Students Continue to Be Pawns in the UCU vs University Game – the Marking Boycott

Since October 2013 the University and College Union (UCU) has staged a series of strikes over their 1% pay increase, which in real terms equates to a 13% pay cut since 2009. Students across numerous UK universities have been affected by cancelled lectures, seminars and office hours. But the latest action the UCU is to embark upon has riled students to another level and left others with mixed feelings. A marking boycott due to commence on 28th April, Union members will refuse to mark assignments, exams, dissertations and lab work, which could even result in disrupting 3rd years graduating.

The UCU’s main reasoning for the strikes and why they have been “pushed” to the extreme lengths of the boycott is due to Vice Chancellors enjoying an “average pay raise of 5.1% last year and an average salary of £235,000,” whilst lecturers received the real terms pay cut. Though the Union states the boycott could still be avoided if, as Sally Hunt UCU general secretary stated, “one of the employers would negotiate with us over pay.”  Hunt went further to say “we have provided a generous window of opportunity for the employers to address our just demands, which we, and students, hope they take.”

It seems bizarre for the UCU to be speaking on behalf of the students however, as many are very disgruntled over the proposed marking boycott. Some have commented “where were they when we were protesting over the rise of our tuition fees?” and “We pay £9k. Marking our essays is their job…Sick of students been inadvertently affected, punishing us even though we are paying more. Getting ridiculous.” However, opinions are mixed and some students support the UCU actions stating “It makes me angry that they’ve been driven to the boycott, not the boycott itself… the strikes have been pretty ineffectual and this will make higher authorities listen I guess.”

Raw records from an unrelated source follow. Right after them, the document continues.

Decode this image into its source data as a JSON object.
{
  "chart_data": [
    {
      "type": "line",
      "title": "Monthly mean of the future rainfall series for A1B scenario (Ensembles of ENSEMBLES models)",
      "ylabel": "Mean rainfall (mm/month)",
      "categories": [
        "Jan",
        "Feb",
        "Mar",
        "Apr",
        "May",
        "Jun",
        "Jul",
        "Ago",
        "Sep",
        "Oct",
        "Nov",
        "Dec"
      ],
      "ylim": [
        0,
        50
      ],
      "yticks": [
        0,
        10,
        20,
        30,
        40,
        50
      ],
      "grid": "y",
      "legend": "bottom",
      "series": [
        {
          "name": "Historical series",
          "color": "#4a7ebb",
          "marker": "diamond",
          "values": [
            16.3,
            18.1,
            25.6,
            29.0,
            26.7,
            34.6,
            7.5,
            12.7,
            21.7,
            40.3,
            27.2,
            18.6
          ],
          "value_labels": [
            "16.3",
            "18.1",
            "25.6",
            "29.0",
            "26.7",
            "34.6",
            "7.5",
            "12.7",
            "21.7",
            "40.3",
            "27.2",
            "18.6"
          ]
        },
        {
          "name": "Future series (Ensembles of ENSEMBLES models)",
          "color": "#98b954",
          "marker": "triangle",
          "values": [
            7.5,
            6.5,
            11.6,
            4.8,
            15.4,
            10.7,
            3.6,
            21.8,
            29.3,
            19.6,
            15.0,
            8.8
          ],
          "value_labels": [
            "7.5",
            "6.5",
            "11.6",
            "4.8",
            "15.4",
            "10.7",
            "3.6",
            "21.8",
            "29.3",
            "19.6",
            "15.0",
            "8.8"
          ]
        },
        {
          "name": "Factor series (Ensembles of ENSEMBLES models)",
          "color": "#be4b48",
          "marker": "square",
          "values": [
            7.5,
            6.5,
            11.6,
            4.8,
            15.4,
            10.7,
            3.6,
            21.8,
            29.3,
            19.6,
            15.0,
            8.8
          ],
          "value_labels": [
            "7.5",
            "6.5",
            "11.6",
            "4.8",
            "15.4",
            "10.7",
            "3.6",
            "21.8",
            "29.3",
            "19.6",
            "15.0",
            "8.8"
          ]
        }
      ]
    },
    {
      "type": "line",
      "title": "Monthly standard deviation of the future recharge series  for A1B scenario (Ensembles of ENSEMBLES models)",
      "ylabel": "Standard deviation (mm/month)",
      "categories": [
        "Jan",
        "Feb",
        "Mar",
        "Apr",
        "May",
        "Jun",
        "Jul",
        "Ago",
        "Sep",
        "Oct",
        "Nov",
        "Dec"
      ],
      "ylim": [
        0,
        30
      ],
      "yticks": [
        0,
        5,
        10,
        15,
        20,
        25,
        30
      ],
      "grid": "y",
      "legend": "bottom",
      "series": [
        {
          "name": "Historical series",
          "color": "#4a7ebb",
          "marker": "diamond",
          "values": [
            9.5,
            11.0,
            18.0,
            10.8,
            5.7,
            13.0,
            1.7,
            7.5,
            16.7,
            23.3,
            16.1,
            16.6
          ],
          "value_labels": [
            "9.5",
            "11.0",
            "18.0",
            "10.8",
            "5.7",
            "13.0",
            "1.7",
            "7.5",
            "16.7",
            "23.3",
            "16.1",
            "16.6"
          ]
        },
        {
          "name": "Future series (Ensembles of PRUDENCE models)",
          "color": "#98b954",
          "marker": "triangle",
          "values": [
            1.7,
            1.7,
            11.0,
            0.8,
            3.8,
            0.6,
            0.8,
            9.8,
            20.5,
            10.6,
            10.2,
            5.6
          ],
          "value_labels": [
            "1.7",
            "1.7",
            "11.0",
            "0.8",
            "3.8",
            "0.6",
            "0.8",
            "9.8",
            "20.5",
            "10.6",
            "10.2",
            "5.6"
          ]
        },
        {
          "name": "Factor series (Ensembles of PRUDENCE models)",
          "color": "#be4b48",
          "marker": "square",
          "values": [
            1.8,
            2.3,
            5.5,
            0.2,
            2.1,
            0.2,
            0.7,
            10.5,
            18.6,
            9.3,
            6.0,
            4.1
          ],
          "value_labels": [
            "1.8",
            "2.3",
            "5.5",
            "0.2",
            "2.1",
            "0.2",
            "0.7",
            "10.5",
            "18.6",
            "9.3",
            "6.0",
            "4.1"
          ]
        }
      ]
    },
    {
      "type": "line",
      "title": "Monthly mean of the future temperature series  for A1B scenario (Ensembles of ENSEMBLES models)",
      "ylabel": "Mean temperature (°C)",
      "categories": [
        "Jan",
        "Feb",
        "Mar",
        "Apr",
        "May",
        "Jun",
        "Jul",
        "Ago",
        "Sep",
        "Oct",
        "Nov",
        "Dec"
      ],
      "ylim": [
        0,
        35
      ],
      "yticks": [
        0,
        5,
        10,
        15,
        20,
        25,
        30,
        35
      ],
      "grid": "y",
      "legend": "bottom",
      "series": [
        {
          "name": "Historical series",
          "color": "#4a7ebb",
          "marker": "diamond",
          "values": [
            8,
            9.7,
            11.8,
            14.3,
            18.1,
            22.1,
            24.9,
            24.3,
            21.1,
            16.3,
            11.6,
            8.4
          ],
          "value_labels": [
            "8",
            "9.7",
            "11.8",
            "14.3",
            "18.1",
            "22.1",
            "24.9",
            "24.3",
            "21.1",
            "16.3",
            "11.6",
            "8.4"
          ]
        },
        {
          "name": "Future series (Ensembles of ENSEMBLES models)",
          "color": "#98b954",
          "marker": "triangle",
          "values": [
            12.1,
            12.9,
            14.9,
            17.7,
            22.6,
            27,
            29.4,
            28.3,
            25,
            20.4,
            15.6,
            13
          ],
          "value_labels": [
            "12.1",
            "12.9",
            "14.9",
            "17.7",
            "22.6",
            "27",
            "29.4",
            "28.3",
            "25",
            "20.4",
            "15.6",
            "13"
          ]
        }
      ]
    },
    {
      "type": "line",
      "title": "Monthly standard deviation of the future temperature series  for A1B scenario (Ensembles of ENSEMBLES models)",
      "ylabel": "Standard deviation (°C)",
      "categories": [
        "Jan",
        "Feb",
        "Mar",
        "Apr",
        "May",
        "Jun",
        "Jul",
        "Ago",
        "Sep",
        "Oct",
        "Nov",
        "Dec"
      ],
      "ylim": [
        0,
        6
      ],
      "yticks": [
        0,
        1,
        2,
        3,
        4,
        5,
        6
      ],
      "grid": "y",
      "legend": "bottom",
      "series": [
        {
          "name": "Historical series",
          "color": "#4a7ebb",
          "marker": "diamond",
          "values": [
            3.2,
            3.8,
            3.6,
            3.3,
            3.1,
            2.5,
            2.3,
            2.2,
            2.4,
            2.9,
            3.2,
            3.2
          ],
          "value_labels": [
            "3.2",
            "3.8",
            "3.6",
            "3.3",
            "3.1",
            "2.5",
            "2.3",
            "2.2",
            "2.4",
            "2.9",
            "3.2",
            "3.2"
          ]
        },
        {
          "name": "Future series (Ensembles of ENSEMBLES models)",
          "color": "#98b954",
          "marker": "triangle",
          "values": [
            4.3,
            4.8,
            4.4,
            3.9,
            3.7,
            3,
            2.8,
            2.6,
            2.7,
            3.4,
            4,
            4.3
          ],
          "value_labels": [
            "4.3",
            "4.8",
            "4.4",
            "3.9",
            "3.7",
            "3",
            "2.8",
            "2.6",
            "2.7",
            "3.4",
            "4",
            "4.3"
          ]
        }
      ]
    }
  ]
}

Last week Lancaster University students received an email warning of the proposed boycott stating “We have taken steps to try to minimise the impact on students if the marking boycott nevertheless goes ahead. Most students should be able to graduate or progress normally.” Details of these “steps taken” are still unknown and students took to writing on the Student Union chalk board in Alex Square to state their discontent over the boycott.

Just as students suffered as a consequence to the strikes earlier in the academic year, they will continue to suffer if this marking boycott goes ahead. Paying for a University degree is like paying for a service and if this boycott goes ahead students will not be getting the service they deserve and are paying for. It is unfortunate that UCU deems the threat of not mark student’s work as a necessary and effective step in order to achieve their demands. Hopefully talks between the Union and employers will succeed in preventing this action from going ahead.